The bill provided immediate rewards for almost all World War II veterans. Benefits included payments of tuition and living expenses to attend high school, college or vocational/technical schools, low-cost mortgages, low-interest loans to start a business and one year of unemployment compensation. World War II veterans who had served at least 90 days were eligible for these benefits.

My dad was lucky when he came back from the European Theatre, because J.C. Penneys had a job waiting for him to fill. He had started to work for that company when he was 14 sweeping floors.

Not all veterans found a job when they returned home, so the benefits the GI Bill provided gave them hope that they could get back on their feet and earn enough to raise a good old American family.

Veterans who fought in the Korean Wars and Vietnam War joined the American Legion and other military organizations as well, maybe not in as high a number as the World War II vets, but still enough to keep these groups going.

Many who served in the Gulf War and War on Terrorism, however, have not joined for one reason or another.

Maybe, it’s because when they return home, they and their spouses have full-time jobs to ensure their children have food on the table and a roof over their head.

I grew up when mothers stayed home and tended to the children. Now it takes the two incomes to make ends meet.

And yet, these organizations have many programs for younger veterans as well as their children.
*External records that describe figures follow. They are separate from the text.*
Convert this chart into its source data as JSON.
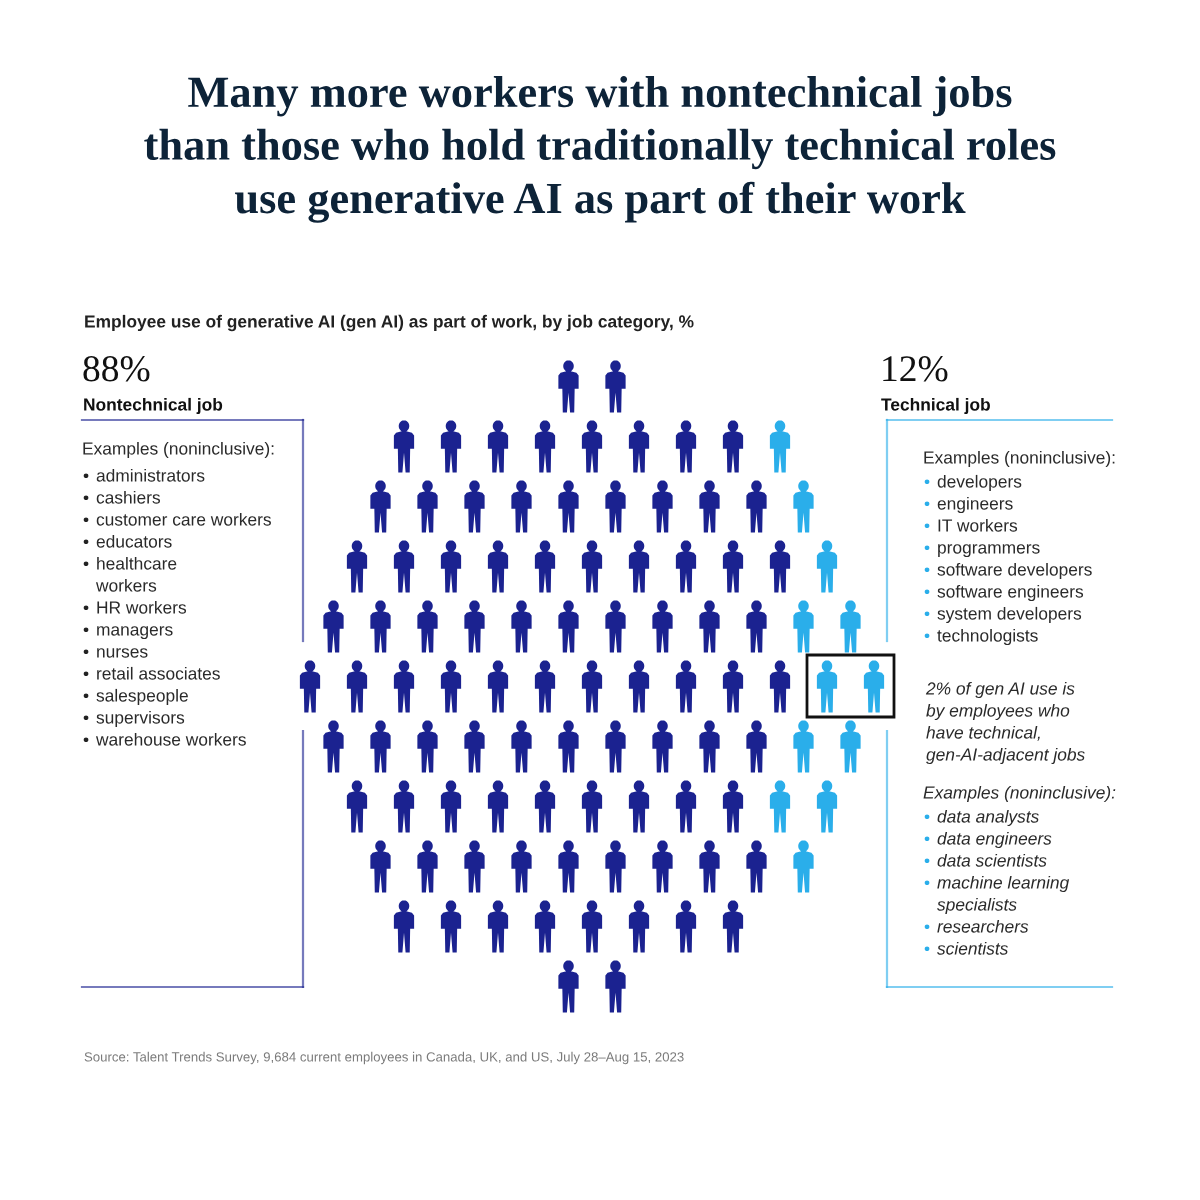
{
  "chart_data": {
    "type": "other",
    "title": "Many more workers with nontechnical jobs\nthan those who hold traditionally technical roles\nuse generative AI as part of their work",
    "subtitle": "Employee use of generative AI (gen AI) as part of work, by job category, %",
    "categories": [
      "Nontechnical job",
      "Technical job"
    ],
    "values": [
      88,
      12
    ],
    "value_labels": [
      "88%",
      "12%"
    ],
    "colors": [
      "#1b2290",
      "#2aaeea"
    ],
    "annotations": [
      "Examples (noninclusive):\n• administrators\n• cashiers\n• customer care workers\n• educators\n• healthcare\nworkers\n• HR workers\n• managers\n• nurses\n• retail associates\n• salespeople\n• supervisors\n• warehouse workers",
      "Examples (noninclusive):\n• developers\n• engineers\n• IT workers\n• programmers\n• software developers\n• software engineers\n• system developers\n• technologists",
      "2% of gen AI use is\nby employees who\nhave technical,\ngen-AI-adjacent jobs",
      "Examples (noninclusive):\n• data analysts\n• data engineers\n• data scientists\n• machine learning\nspecialists\n• researchers\n• scientists",
      "Source: Talent Trends Survey, 9,684 current employees in Canada, UK, and US, July 28–Aug 15, 2023"
    ]
  }
}
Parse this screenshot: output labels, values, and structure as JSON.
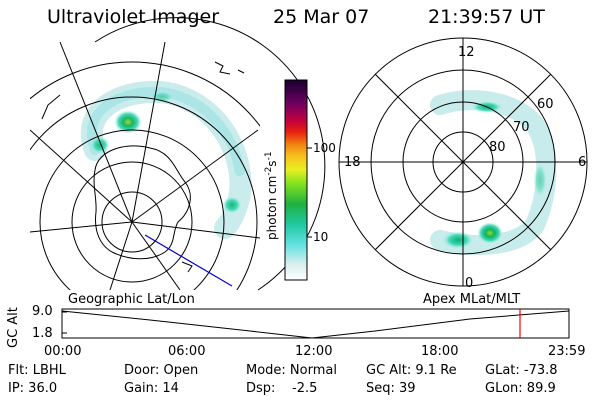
{
  "header": {
    "title": "Ultraviolet Imager",
    "date": "25 Mar 07",
    "time": "21:39:57 UT"
  },
  "left_panel": {
    "caption": "Geographic Lat/Lon"
  },
  "right_panel": {
    "caption": "Apex MLat/MLT",
    "mlt_labels": [
      "12",
      "6",
      "0",
      "18"
    ],
    "lat_labels": [
      "60",
      "70",
      "80"
    ]
  },
  "colorbar": {
    "label": "photon cm",
    "label_exp1": "-2",
    "label_s": "s",
    "label_exp2": "-1",
    "ticks": [
      "100",
      "10"
    ]
  },
  "timeline": {
    "ylabel": "GC Alt",
    "y_ticks": [
      "9.0",
      "1.8"
    ],
    "x_ticks": [
      "00:00",
      "06:00",
      "12:00",
      "18:00",
      "23:59"
    ],
    "current_marker_time": "21:39:57"
  },
  "info": {
    "flt": "Flt: LBHL",
    "ip": "IP: 36.0",
    "door": "Door: Open",
    "gain": "Gain: 14",
    "mode": "Mode: Normal",
    "dsp_label": "Dsp:",
    "dsp_value": "-2.5",
    "gcalt": "GC Alt: 9.1 Re",
    "seq": "Seq: 39",
    "glat": "GLat: -73.8",
    "glon": "GLon: 89.9"
  },
  "colors": {
    "marker": "#ff0000",
    "meridian": "#0000cc"
  }
}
In Cass County, for example, there are three American Legion baseball programs – Plattsmouth, Louisville/Weeping Water and Elmwood-Murdock/Nehawka.

Baseball keeps young men busy during the summer practicing and playing the game. One of my favorite pasttimes in my youth was to walk to the field from my house and spend the summer evenings watching the teams play. Really, who doesn’t enjoy a good baseball game?

The American Legion also sponsors Boys State/Nation, a program in which high school students learn about their local and national governments up close and personal by meeting county attorneys, county treasurers, judges, police officers and other officials and learning what they do in their jobs.

Students who have a knack for speaking can compete in the American Legion’s oratorical contest and earn scholarship money for their post-secondary education.

For veterans, American Legion also sponsors Operation Comfort Warriors, which provides much needed items to wounded soldiers while they heal.

Those who attend the Veterans Day and Memorial Day ceremonies know it is the members of the American Legion, VFW and 40&8 who participate in them to keep patriotism alive and remind those who have not served that freedom is never free.

If you’re an American veteran wanting to make lifelong friends, consider joining one of these groups. They’d be proud to have you.